Bu hafta Cumhuriyetimizin 87’nci yıldönümünü kutlayacağız.
29 Ekim 2010 itibariyle tarihe dönüp baktığımızda, cumhuriyetimizin kurucusu Mustafa Kemal Atatürk’ün eylem ve direktifleri, devrimi yapan kadronun uygulamalarıyla bugün geldiğimiz noktanın birbirine taban tabana zıt olduğu gerçeğiyle karşılaşmaktayız.
Bugünkü yazımda bir anlamda 1923 ve 2010 arasında bir muhasebe yapmayı, başlangıç noktasından nasıl uzaklaştığımızı ve hangi ölçüde hedeften saptığımızı sergilemeye çalışacağım.
M. Kemal, “ Türkiye Cumhuriyetinin temeli kültürdür ” demiş.
Biz “ sanatın içine tükürerek ” hayat damarlarımızı kesmekle meşgulüz.
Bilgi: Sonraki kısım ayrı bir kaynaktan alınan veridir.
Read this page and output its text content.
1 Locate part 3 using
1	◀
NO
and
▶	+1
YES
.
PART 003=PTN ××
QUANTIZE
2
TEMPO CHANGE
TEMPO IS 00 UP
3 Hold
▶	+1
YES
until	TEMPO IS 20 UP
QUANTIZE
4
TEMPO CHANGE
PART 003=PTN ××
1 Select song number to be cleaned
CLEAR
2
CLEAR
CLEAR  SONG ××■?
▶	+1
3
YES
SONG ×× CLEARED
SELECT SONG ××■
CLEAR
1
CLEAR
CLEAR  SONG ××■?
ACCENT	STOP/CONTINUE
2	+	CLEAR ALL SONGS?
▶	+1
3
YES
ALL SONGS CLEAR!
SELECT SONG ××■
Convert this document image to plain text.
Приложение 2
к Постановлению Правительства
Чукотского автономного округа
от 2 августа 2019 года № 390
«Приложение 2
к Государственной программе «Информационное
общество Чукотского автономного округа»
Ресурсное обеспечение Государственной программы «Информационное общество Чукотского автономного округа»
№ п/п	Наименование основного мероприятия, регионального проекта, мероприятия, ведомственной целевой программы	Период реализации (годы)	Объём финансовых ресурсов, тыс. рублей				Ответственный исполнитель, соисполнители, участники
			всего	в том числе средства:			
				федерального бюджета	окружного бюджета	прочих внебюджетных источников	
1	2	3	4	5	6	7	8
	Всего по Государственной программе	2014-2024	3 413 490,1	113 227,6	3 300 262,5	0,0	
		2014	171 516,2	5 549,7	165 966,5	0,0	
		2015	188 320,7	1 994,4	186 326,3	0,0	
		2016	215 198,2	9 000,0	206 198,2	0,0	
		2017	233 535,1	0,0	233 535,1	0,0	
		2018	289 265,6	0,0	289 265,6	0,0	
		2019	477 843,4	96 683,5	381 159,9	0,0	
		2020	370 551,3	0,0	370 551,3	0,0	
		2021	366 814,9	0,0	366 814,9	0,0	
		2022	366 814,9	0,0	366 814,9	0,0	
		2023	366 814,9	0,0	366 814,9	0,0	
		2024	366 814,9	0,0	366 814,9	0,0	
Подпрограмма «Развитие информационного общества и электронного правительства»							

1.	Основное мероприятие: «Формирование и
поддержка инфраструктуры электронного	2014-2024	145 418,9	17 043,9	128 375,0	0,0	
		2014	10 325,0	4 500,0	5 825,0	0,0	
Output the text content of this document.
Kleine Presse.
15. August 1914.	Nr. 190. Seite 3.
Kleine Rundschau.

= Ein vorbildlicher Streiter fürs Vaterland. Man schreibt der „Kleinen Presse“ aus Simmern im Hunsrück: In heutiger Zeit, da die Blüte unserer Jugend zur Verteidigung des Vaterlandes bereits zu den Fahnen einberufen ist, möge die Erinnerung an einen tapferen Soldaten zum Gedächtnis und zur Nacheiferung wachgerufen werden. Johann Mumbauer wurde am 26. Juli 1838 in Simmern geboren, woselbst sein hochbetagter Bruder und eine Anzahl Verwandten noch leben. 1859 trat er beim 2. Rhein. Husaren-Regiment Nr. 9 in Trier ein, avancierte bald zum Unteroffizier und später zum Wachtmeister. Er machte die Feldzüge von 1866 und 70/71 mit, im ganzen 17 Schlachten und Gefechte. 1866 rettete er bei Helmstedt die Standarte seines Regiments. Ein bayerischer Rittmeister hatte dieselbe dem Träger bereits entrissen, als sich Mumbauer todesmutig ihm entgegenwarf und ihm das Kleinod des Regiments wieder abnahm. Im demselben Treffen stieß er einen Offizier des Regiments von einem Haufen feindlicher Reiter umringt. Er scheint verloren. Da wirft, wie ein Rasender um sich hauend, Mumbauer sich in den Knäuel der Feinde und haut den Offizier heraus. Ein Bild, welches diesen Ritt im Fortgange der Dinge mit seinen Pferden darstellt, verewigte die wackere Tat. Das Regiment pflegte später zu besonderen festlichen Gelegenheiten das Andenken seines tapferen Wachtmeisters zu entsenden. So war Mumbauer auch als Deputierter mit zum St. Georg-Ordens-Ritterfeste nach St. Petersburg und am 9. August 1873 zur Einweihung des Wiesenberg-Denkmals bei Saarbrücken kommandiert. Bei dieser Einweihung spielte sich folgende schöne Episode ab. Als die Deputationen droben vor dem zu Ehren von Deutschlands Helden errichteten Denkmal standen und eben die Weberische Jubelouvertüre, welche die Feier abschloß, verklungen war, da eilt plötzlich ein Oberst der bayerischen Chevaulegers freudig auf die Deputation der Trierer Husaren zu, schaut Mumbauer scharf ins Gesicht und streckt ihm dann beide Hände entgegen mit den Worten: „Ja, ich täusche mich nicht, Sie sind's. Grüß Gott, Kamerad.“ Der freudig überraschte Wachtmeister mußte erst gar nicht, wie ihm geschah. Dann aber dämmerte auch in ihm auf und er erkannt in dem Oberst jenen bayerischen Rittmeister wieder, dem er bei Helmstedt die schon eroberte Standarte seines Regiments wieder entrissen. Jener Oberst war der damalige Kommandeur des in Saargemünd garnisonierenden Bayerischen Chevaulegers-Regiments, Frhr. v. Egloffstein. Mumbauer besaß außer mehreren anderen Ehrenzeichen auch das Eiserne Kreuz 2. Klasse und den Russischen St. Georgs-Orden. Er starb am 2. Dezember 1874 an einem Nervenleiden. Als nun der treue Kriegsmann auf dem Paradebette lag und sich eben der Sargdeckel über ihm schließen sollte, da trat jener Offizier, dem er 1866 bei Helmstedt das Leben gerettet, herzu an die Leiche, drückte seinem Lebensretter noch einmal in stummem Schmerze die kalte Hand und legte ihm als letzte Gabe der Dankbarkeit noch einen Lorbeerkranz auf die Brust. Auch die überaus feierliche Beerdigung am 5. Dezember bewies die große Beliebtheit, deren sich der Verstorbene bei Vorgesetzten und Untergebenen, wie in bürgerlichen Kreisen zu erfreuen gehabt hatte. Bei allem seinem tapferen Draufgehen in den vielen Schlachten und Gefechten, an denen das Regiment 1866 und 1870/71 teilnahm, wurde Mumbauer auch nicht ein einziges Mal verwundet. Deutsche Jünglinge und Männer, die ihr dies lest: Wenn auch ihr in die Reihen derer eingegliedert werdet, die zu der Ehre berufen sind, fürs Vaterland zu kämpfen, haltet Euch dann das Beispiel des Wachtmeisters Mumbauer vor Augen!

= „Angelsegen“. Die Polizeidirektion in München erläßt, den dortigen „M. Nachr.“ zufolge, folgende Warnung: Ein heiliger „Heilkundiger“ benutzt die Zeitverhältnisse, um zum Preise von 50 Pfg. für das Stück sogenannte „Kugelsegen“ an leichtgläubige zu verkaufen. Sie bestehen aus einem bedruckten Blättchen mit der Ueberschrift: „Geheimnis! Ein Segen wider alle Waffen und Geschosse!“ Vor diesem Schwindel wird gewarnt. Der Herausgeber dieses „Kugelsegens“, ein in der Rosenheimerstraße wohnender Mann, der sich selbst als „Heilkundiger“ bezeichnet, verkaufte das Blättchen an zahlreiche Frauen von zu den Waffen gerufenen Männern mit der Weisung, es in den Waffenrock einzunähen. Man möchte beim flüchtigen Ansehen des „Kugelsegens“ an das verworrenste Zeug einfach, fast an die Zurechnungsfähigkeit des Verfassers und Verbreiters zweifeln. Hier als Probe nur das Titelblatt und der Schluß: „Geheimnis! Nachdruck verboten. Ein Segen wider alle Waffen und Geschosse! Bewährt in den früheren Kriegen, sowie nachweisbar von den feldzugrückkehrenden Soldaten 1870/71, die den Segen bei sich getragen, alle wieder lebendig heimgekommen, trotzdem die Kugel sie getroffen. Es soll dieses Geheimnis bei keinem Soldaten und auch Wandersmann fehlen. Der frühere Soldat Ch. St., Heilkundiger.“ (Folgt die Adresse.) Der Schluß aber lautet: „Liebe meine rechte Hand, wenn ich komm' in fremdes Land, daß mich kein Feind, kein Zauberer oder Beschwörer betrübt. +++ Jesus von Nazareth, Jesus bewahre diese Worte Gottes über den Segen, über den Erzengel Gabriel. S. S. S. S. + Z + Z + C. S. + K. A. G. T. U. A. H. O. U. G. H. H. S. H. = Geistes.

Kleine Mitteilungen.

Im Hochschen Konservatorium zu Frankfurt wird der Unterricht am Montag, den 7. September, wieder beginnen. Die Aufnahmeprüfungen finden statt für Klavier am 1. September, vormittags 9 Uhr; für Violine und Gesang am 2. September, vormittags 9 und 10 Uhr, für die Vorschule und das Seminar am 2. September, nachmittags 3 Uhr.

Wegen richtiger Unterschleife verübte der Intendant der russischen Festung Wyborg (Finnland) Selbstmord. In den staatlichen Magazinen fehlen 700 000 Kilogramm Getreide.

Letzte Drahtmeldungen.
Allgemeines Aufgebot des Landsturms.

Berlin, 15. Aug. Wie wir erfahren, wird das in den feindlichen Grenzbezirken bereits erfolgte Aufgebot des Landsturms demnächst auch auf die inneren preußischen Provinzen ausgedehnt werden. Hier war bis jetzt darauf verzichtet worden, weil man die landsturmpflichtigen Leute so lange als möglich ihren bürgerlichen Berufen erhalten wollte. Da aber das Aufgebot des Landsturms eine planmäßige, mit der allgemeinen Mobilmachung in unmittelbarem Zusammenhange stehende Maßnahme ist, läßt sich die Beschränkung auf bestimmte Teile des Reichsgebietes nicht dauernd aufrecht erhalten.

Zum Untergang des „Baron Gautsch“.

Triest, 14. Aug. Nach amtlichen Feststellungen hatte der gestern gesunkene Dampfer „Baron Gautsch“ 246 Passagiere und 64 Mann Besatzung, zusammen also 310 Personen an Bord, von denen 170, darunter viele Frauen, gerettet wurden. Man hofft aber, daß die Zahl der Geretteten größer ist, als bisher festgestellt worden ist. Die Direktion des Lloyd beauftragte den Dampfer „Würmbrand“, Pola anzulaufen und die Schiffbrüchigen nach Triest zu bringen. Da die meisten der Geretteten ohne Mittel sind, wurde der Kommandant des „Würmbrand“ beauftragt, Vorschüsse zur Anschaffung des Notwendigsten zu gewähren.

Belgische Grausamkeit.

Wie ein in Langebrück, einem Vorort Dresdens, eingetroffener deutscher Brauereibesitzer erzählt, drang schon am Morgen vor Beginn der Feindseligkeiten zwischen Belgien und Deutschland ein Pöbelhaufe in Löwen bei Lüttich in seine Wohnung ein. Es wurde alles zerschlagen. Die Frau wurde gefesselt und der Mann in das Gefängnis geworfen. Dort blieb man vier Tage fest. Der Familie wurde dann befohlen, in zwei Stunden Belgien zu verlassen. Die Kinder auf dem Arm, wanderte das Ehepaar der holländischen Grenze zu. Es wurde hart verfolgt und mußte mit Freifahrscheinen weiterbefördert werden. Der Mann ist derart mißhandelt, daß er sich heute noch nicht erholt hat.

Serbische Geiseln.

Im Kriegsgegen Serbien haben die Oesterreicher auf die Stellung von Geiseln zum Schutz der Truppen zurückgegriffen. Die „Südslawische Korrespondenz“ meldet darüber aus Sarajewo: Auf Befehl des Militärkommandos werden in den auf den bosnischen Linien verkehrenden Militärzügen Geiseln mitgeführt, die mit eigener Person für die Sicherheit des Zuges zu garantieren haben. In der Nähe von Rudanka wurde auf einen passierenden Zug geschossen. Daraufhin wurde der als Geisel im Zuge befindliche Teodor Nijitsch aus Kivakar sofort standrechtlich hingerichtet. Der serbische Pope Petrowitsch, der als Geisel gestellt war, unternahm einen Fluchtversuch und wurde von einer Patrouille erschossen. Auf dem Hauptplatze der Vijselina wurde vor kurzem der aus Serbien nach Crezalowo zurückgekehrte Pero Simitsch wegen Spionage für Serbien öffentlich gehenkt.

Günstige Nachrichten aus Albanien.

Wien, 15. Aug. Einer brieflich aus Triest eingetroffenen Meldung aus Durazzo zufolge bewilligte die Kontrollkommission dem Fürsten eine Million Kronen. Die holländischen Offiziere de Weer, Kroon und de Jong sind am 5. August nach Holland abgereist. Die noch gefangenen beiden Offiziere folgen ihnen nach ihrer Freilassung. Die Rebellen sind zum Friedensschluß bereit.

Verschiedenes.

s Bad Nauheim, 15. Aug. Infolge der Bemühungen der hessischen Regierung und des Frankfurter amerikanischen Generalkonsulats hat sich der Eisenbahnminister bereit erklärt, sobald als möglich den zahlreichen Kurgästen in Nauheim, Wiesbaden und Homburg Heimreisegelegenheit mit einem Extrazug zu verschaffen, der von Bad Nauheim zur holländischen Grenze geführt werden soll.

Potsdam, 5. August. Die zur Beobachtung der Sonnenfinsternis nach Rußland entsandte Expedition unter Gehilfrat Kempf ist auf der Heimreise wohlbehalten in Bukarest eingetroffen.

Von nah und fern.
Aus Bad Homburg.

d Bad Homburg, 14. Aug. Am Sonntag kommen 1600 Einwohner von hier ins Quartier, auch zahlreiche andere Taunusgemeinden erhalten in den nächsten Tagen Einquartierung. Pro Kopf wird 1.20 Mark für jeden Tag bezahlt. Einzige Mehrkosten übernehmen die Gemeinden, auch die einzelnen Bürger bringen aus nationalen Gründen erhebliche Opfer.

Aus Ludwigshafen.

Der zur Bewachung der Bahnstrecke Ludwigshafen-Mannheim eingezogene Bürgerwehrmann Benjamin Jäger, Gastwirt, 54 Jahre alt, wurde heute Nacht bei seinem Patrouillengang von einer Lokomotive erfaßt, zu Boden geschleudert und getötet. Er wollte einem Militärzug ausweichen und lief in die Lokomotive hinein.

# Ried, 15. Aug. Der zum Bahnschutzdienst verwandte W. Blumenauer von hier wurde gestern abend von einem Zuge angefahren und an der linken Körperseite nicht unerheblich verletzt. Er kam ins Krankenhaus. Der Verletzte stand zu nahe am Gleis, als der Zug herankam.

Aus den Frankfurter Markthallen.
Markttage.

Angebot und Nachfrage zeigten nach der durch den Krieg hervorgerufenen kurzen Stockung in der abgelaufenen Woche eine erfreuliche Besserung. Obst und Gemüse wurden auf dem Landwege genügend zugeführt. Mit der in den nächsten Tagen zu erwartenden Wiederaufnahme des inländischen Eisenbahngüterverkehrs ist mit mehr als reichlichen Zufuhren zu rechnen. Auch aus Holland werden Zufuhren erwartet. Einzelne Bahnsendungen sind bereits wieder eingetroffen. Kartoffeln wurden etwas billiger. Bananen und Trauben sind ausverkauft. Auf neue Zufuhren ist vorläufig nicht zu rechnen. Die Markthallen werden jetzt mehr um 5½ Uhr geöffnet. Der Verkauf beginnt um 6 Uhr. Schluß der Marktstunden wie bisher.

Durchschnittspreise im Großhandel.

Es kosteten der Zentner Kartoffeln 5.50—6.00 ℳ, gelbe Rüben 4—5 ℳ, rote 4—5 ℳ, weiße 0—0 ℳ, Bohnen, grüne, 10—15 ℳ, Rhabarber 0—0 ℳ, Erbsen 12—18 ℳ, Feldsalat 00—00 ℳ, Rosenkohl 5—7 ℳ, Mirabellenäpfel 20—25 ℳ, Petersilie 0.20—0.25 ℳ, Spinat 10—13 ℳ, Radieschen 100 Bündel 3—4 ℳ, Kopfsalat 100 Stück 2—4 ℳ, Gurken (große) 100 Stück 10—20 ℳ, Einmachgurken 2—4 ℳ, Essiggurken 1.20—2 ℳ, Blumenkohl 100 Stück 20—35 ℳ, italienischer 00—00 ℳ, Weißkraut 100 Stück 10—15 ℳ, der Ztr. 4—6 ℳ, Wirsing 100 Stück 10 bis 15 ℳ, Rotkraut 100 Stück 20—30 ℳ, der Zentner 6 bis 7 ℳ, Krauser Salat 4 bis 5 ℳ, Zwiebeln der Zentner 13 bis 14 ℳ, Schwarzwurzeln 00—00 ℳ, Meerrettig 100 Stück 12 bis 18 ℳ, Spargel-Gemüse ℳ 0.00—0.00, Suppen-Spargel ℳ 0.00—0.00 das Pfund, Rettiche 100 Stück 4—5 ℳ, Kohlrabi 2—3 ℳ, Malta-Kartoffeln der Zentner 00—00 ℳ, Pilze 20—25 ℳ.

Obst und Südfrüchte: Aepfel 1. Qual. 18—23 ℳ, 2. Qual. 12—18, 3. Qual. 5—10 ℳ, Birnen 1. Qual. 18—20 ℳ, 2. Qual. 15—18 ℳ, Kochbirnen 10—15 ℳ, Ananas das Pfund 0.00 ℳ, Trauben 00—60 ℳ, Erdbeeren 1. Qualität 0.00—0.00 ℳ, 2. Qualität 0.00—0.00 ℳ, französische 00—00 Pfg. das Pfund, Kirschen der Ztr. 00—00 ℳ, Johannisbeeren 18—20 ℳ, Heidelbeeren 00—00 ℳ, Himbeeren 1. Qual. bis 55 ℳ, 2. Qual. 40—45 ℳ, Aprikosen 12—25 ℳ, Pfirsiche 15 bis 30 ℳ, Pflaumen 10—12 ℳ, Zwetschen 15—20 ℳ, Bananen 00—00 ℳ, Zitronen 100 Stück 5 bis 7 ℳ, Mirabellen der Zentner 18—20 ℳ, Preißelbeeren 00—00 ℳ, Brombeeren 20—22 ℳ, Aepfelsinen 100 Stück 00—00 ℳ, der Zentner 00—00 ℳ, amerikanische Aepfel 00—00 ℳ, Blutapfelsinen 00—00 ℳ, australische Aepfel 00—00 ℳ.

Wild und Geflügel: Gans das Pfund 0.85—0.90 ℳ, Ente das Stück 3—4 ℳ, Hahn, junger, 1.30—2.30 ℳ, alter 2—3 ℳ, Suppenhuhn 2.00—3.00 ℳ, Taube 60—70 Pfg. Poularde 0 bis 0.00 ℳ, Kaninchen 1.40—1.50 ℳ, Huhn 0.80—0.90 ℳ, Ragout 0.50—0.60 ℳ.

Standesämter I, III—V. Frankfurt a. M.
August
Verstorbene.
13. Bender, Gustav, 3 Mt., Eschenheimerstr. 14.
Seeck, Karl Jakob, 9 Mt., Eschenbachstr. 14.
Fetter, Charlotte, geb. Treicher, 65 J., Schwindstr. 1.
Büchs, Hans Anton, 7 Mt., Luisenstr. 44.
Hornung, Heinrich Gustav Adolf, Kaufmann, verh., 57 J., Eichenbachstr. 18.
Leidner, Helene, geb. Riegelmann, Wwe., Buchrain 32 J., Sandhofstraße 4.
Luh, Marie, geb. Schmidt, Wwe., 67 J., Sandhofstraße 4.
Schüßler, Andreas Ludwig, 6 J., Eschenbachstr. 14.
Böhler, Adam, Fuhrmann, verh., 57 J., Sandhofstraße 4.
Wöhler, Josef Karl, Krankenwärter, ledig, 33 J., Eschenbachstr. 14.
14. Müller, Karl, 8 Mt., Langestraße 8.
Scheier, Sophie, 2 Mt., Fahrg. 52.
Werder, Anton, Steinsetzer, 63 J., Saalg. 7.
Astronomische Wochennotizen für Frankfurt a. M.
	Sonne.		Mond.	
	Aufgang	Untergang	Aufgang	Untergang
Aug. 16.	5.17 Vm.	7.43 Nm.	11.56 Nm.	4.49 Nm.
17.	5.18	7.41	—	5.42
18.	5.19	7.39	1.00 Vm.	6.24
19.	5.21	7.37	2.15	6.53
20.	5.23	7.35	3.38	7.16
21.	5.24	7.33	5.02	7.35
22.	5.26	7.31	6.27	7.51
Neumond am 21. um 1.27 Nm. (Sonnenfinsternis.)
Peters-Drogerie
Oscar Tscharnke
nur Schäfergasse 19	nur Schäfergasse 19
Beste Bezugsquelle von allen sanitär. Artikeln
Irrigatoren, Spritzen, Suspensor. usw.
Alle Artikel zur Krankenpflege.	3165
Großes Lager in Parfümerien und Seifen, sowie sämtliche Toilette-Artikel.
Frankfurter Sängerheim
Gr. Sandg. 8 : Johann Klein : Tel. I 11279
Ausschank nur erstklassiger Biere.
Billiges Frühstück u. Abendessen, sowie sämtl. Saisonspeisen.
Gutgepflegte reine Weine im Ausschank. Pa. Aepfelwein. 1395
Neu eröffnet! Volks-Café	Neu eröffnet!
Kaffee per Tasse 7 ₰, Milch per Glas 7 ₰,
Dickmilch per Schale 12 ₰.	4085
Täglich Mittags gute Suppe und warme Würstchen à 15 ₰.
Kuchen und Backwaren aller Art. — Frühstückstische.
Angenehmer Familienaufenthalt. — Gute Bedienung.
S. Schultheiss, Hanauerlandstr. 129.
M. Kemal, “Endüstrileşmek en büyük milli davalarımız arasında yer almaktadır” demiş.
Biz büyük, küçük bütün sanayi tesisimizi, işletmemizi özelleştirme adı altında yabancılaştırmışız.
M. Kemal , “ bütün mazlum milletler zalimleri bir gün yok edecektir ” demiş.
Biz, zalimlerin projelerinde eşbaşkanlık yapan yöneticileri başımıza getirmişiz.
M. Kemal, “ Aydınlara düşen vazife halkın içine girerek onları uyarmak, yükseltmek ve onlara ilerleme ve uygarlaşmada önder olmaktır ” demiş.
Günümüzün, sözde birçok aydını ise sırça köşkünde “ bu millet adam olmaz ” diyerek bencil ve lümpen bir hayat sürüyor.
M. Kemal, “ …herkesten daha çok refah, saadet ve servete hak kazanan ve layık olan köylüdür ” demiş.
Köylümüzü yaşadığı topraktan ve üretimden koparmış, milletimizin efendisi olmaktan uzaklaştırmışız.
M. Kemal, “ Basın milletin genel sesidir, bir rehber ve okul olmalı ” demiş.
Basın şu an ihale almanın, korkutmanın, sindirmenin, psikolojik savaşın aracı haline getirilmiştir. Basının hür sesi tamamen kesilmek istenmektedir.
M. Kemal, “ Gerek doğu illerinde gerek memleketin diğer kısımlarında toprağı olmayan çiftçilere toprak tedarik etmek meselesiyle önemle uğraşacaksınız ” demiş.
Biz, toprak reformunu yapmadık. Yapmak istemedik. İşin kolayını seçtik. Toprak ağalığı üzerine kurulu ortaçağ kalıntısı yapı ayrılıkçı teröre zemin hazırladı. Son 30 yıldır bu sorunla boğuşuyoruz.
M. Kemal, “ Biz milli hudutlarımız içinde hür ve bağımsız yaşamaktan başka bir şey istemiyoruz” demiş.
Biz, TBMM’nde batıdan gönderilen yasaları onaylıyoruz. Gümrük Birliği üyeliğimiz ve Avrupa Birliği aday üyeliğimiz egemenliği batıya devretme amacını taşıyor.
M. Kemal, “ …Ancak, uzun yüzyılların uyuşturucu yönetim ve eğitiminin etkisinden toplumun bir günde bir yılda kurtulabileceğini düşünmek ve kabul etmek doğru değildir ” demiş.
Biz, seçimde istediği oyu alamayanlar halka küstü, siyasetten uzaklaştı. Halkı küçümsemekle meşgul.
M. Kemal, “ Ulusları kurtaranlar, yalnız ve ancak öğretmenlerdir. Öğretmenden, eğiticiden yoksun bir ulus daha ulus sanını almak yeteneğini kazanmamıştır… Öğretmenler! Ulus, ülke cumhuriyet sizden yüksek hizmet bekleyişindedir ” demiş.
Bugünkü eğitim sistemi öğrenciyi müşteri kabul ediyor. Eğitim paralı hale getirildi. Hizmetlisi olan okul sayımız azınlıkta. Öğretmen maaşları yoksulluk sınırının altında ve üniversitelerimizde anayasaya aykırı olduğu apaçık belli talimatlar uygulama zemini bulmuştur.
Görülmektedir ki artık korunacak, kollanacak bir CUMHURİYET kalmamıştır.
Bize düşen CUMHURİYETİ yeniden kazanmak ve Atatürk Devrimlerinin tekrar hayata geçmesini sağlamak olmalıdır.
Elbirliği ile kazanıp kurduğumuz cumhuriyet yine elbirliği edilerek kazanılacak ve sonsuza dek yaşamaya devam edecektir.